# Larry's Performance RC's



## Mark Adams (Oct 23, 2002)

*Does anyone know if Larry's is open on December 26th and are they racing?*


----------



## Xpressman (Dec 6, 2001)

Yes and no.


----------



## Ted Flack (Sep 26, 2001)

MArk,


The store hours are 11:00am to 4:00 pm. The track will be open for practice, I guess.

Ted


----------



## Greg Anthony (Sep 10, 2002)

Too bad there is no where to race tomorrow!


----------



## Mark Adams (Oct 23, 2002)

Thanks Guys!


----------



## Ted Flack (Sep 26, 2001)

All right, I can't stand it anymore.

I have got to brag a little ( from RC Tech):

"It was down to the wire with the top four guys on TQ runs."

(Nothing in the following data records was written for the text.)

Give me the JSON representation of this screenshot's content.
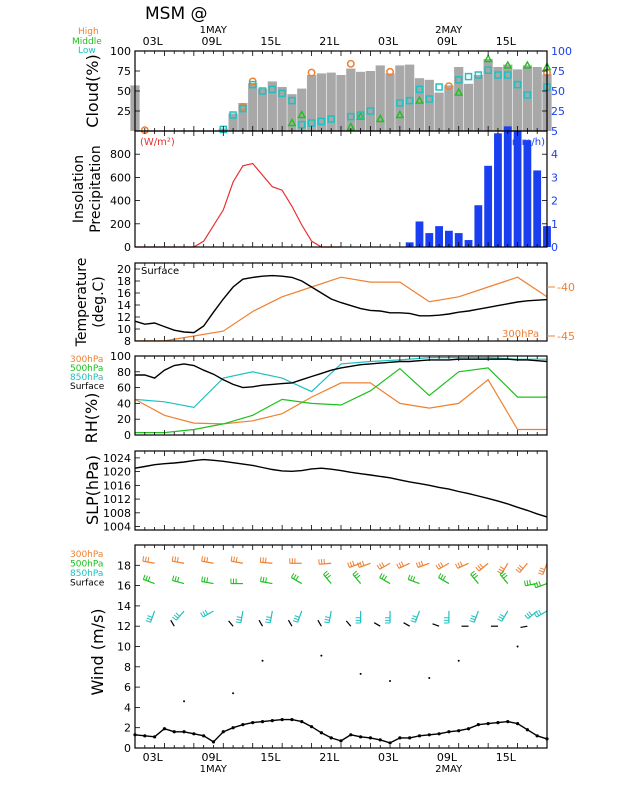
{
  "header": {
    "title": "MSM  @",
    "top_day_labels": [
      "1MAY",
      "2MAY"
    ],
    "bottom_day_labels": [
      "1MAY",
      "2MAY"
    ],
    "time_labels": [
      "03L",
      "09L",
      "15L",
      "21L",
      "03L",
      "09L",
      "15L"
    ]
  },
  "colors": {
    "high": "#f08030",
    "middle": "#20c020",
    "low": "#20c0c0",
    "surface": "#000000",
    "insolation": "#e83030",
    "precip": "#1a3ff0",
    "cloud_bar": "#a8a8a8",
    "right_axis": "#1a3ff0"
  },
  "chart_data": [
    {
      "panel": "cloud",
      "type": "bar",
      "ylabel": "Cloud(%)",
      "ylim": [
        0,
        100
      ],
      "yticks": [
        25,
        50,
        75,
        100
      ],
      "right_yticks": [
        25,
        50,
        75,
        100
      ],
      "legend": [
        "High",
        "Middle",
        "Low"
      ],
      "x": [
        0,
        1,
        2,
        3,
        4,
        5,
        6,
        7,
        8,
        9,
        10,
        11,
        12,
        13,
        14,
        15,
        16,
        17,
        18,
        19,
        20,
        21,
        22,
        23,
        24,
        25,
        26,
        27,
        28,
        29,
        30,
        31,
        32,
        33,
        34,
        35,
        36,
        37,
        38,
        39,
        40,
        41,
        42
      ],
      "series": [
        {
          "name": "Total",
          "values": [
            57,
            0,
            0,
            0,
            0,
            0,
            0,
            0,
            0,
            3,
            22,
            35,
            60,
            53,
            62,
            55,
            46,
            53,
            70,
            72,
            73,
            70,
            78,
            74,
            75,
            82,
            72,
            82,
            83,
            66,
            64,
            48,
            57,
            80,
            59,
            70,
            90,
            80,
            83,
            77,
            82,
            80,
            71
          ]
        },
        {
          "name": "High",
          "values": [
            null,
            1,
            null,
            null,
            null,
            null,
            null,
            null,
            null,
            null,
            null,
            30,
            62,
            null,
            null,
            null,
            null,
            null,
            73,
            null,
            null,
            null,
            84,
            null,
            null,
            null,
            74,
            null,
            null,
            null,
            null,
            null,
            56,
            null,
            null,
            null,
            null,
            null,
            null,
            null,
            null,
            null,
            73
          ]
        },
        {
          "name": "Middle",
          "values": [
            null,
            null,
            null,
            null,
            null,
            null,
            null,
            null,
            null,
            null,
            null,
            null,
            null,
            null,
            null,
            null,
            10,
            20,
            null,
            null,
            null,
            null,
            5,
            18,
            null,
            15,
            null,
            20,
            null,
            38,
            null,
            null,
            null,
            48,
            null,
            null,
            90,
            null,
            82,
            null,
            82,
            null,
            80
          ]
        },
        {
          "name": "Low",
          "values": [
            null,
            null,
            null,
            null,
            null,
            null,
            null,
            null,
            null,
            2,
            20,
            28,
            58,
            50,
            52,
            47,
            38,
            8,
            10,
            12,
            15,
            null,
            18,
            20,
            25,
            null,
            null,
            35,
            38,
            52,
            40,
            55,
            null,
            64,
            68,
            70,
            76,
            70,
            70,
            58,
            45,
            null,
            55
          ]
        }
      ]
    },
    {
      "panel": "insolation",
      "type": "line",
      "ylabel": "Insolation Precipitation",
      "left_unit": "(W/m²)",
      "right_unit": "(mm/h)",
      "ylim": [
        0,
        1000
      ],
      "yticks": [
        0,
        200,
        400,
        600,
        800
      ],
      "right_ylim": [
        0,
        5
      ],
      "right_yticks": [
        0,
        1,
        2,
        3,
        4,
        5
      ],
      "x": [
        0,
        3,
        6,
        7,
        9,
        10,
        11,
        12,
        13,
        14,
        15,
        16,
        17,
        18,
        19,
        20,
        21
      ],
      "insolation": [
        0,
        0,
        0,
        50,
        320,
        560,
        700,
        720,
        620,
        520,
        490,
        350,
        190,
        50,
        0,
        0,
        0
      ],
      "precip_x": [
        28,
        29,
        30,
        31,
        32,
        33,
        34,
        35,
        36,
        37,
        38,
        39,
        40,
        41,
        42
      ],
      "precip": [
        0.2,
        1.1,
        0.6,
        0.9,
        0.7,
        0.6,
        0.3,
        1.8,
        3.5,
        4.9,
        5.2,
        5.0,
        4.6,
        3.3,
        0.9
      ]
    },
    {
      "panel": "temperature",
      "type": "line",
      "ylabel": "Temperature (deg.C)",
      "ylim": [
        8,
        21
      ],
      "yticks": [
        8,
        10,
        12,
        14,
        16,
        18,
        20
      ],
      "right_labels": [
        "-40",
        "-45"
      ],
      "inner_labels": [
        "Surface",
        "300hPa"
      ],
      "surface_x": [
        0,
        1,
        2,
        3,
        4,
        5,
        6,
        7,
        8,
        9,
        10,
        11,
        12,
        13,
        14,
        15,
        16,
        17,
        18,
        19,
        20,
        21,
        22,
        23,
        24,
        25,
        26,
        27,
        28,
        29,
        30,
        31,
        32,
        33,
        34,
        35,
        36,
        37,
        38,
        39,
        40,
        41,
        42
      ],
      "surface": [
        11.3,
        10.8,
        11.0,
        10.4,
        9.8,
        9.5,
        9.4,
        10.5,
        12.8,
        15.0,
        17.0,
        18.3,
        18.6,
        18.8,
        18.9,
        18.8,
        18.6,
        18.0,
        17.0,
        16.0,
        15.0,
        14.4,
        13.9,
        13.4,
        13.1,
        13.0,
        12.7,
        12.7,
        12.6,
        12.2,
        12.2,
        12.3,
        12.5,
        12.8,
        13.0,
        13.3,
        13.6,
        13.9,
        14.2,
        14.5,
        14.7,
        14.8,
        14.9
      ],
      "upper_x": [
        0,
        3,
        6,
        9,
        12,
        15,
        18,
        21,
        24,
        27,
        30,
        33,
        36,
        39,
        42
      ],
      "upper_300hPa": [
        -45.5,
        -45.5,
        -45.0,
        -44.5,
        -42.5,
        -41.0,
        -40.0,
        -39.0,
        -39.5,
        -39.5,
        -41.5,
        -41.0,
        -40.0,
        -39.0,
        -41.0
      ]
    },
    {
      "panel": "rh",
      "type": "line",
      "ylabel": "RH(%)",
      "ylim": [
        0,
        100
      ],
      "yticks": [
        0,
        20,
        40,
        60,
        80,
        100
      ],
      "legend": [
        "300hPa",
        "500hPa",
        "850hPa",
        "Surface"
      ],
      "series_x": [
        0,
        3,
        6,
        9,
        12,
        15,
        18,
        21,
        24,
        27,
        30,
        33,
        36,
        39,
        42
      ],
      "series": [
        {
          "name": "300hPa",
          "values": [
            45,
            25,
            15,
            14,
            18,
            27,
            48,
            66,
            66,
            40,
            34,
            40,
            70,
            7,
            7
          ]
        },
        {
          "name": "500hPa",
          "values": [
            3,
            3,
            7,
            14,
            25,
            45,
            40,
            38,
            56,
            84,
            50,
            80,
            85,
            48,
            48
          ]
        },
        {
          "name": "850hPa",
          "values": [
            45,
            42,
            35,
            72,
            80,
            72,
            55,
            90,
            93,
            95,
            98,
            98,
            98,
            96,
            96
          ]
        },
        {
          "name": "Surface",
          "x": [
            0,
            1,
            2,
            3,
            4,
            5,
            6,
            7,
            8,
            9,
            10,
            11,
            12,
            13,
            14,
            15,
            16,
            17,
            18,
            19,
            20,
            21,
            22,
            23,
            24,
            25,
            26,
            27,
            28,
            29,
            30,
            31,
            32,
            33,
            34,
            35,
            36,
            37,
            38,
            39,
            40,
            41,
            42
          ],
          "values": [
            76,
            76,
            72,
            82,
            88,
            90,
            88,
            82,
            77,
            70,
            64,
            60,
            61,
            63,
            64,
            65,
            66,
            70,
            74,
            78,
            82,
            85,
            87,
            89,
            90,
            91,
            92,
            93,
            93,
            94,
            95,
            95,
            95,
            96,
            96,
            96,
            96,
            96,
            96,
            95,
            95,
            94,
            93
          ]
        }
      ]
    },
    {
      "panel": "slp",
      "type": "line",
      "ylabel": "SLP(hPa)",
      "ylim": [
        1003,
        1026
      ],
      "yticks": [
        1004,
        1008,
        1012,
        1016,
        1020,
        1024
      ],
      "x": [
        0,
        1,
        2,
        3,
        4,
        5,
        6,
        7,
        8,
        9,
        10,
        11,
        12,
        13,
        14,
        15,
        16,
        17,
        18,
        19,
        20,
        21,
        22,
        23,
        24,
        25,
        26,
        27,
        28,
        29,
        30,
        31,
        32,
        33,
        34,
        35,
        36,
        37,
        38,
        39,
        40,
        41,
        42
      ],
      "values": [
        1021.0,
        1021.5,
        1022.0,
        1022.3,
        1022.5,
        1022.8,
        1023.2,
        1023.5,
        1023.3,
        1023.0,
        1022.6,
        1022.2,
        1021.8,
        1021.2,
        1020.6,
        1020.2,
        1020.1,
        1020.3,
        1020.8,
        1021.0,
        1020.7,
        1020.3,
        1019.8,
        1019.4,
        1019.0,
        1018.6,
        1018.2,
        1017.6,
        1017.0,
        1016.5,
        1016.0,
        1015.4,
        1014.9,
        1014.2,
        1013.6,
        1012.9,
        1012.2,
        1011.4,
        1010.6,
        1009.6,
        1008.7,
        1007.7,
        1006.8
      ]
    },
    {
      "panel": "wind",
      "type": "line",
      "ylabel": "Wind (m/s)",
      "ylim": [
        0,
        20
      ],
      "yticks": [
        0,
        2,
        4,
        6,
        8,
        10,
        12,
        14,
        16,
        18
      ],
      "legend": [
        "300hPa",
        "500hPa",
        "850hPa",
        "Surface"
      ],
      "x": [
        0,
        1,
        2,
        3,
        4,
        5,
        6,
        7,
        8,
        9,
        10,
        11,
        12,
        13,
        14,
        15,
        16,
        17,
        18,
        19,
        20,
        21,
        22,
        23,
        24,
        25,
        26,
        27,
        28,
        29,
        30,
        31,
        32,
        33,
        34,
        35,
        36,
        37,
        38,
        39,
        40,
        41,
        42
      ],
      "surface_speed": [
        1.3,
        1.2,
        1.1,
        1.9,
        1.6,
        1.6,
        1.4,
        1.2,
        0.6,
        1.6,
        2.0,
        2.3,
        2.5,
        2.6,
        2.7,
        2.8,
        2.8,
        2.6,
        2.1,
        1.5,
        1.0,
        0.7,
        1.3,
        1.1,
        1.0,
        0.8,
        0.5,
        1.0,
        1.0,
        1.2,
        1.3,
        1.4,
        1.6,
        1.7,
        1.9,
        2.3,
        2.4,
        2.5,
        2.6,
        2.4,
        1.8,
        1.2,
        0.9
      ],
      "barb_levels": [
        {
          "name": "300hPa",
          "row": 18.2,
          "barb_x": [
            2,
            5,
            8,
            11,
            14,
            17,
            20,
            23,
            24,
            26,
            28,
            30,
            32,
            34,
            36,
            38,
            40,
            42
          ],
          "barb_dir": [
            280,
            280,
            280,
            280,
            275,
            270,
            265,
            250,
            250,
            240,
            245,
            250,
            240,
            245,
            230,
            210,
            220,
            200
          ]
        },
        {
          "name": "500hPa",
          "row": 16.2,
          "barb_x": [
            2,
            5,
            8,
            11,
            14,
            17,
            20,
            23,
            26,
            29,
            32,
            35,
            38,
            41,
            42
          ],
          "barb_dir": [
            290,
            285,
            280,
            270,
            280,
            300,
            320,
            320,
            300,
            290,
            300,
            320,
            320,
            260,
            250
          ]
        },
        {
          "name": "850hPa",
          "row": 13.5,
          "barb_x": [
            2,
            5,
            8,
            11,
            14,
            17,
            20,
            23,
            26,
            29,
            32,
            35,
            38,
            41,
            42
          ],
          "barb_dir": [
            200,
            220,
            240,
            190,
            190,
            200,
            190,
            180,
            180,
            200,
            180,
            200,
            210,
            230,
            240
          ]
        },
        {
          "name": "Surface",
          "row": 12.0,
          "barb_x": [
            4,
            10,
            13,
            16,
            19,
            22,
            25,
            28,
            31,
            34,
            37,
            40
          ],
          "barb_dir": [
            330,
            320,
            330,
            330,
            330,
            320,
            300,
            300,
            290,
            270,
            270,
            260
          ]
        }
      ]
    }
  ]
}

The top ten for 19 turn are:

1.Brian Jucha (top TQ)
2.Chris Tosolini
3.Brian Kinwald
4.*Bobby Flack
*5.Walter Henderson
6.Berry Baker
7.Mike Blackstock
8.Mike Dumas
9.Paul LeMieux (Broke during the last run)
10.Ralph Burch


----------



## D. Holcomb (Mar 3, 2002)

Quite a Meechigan connection. Go Bobby.


----------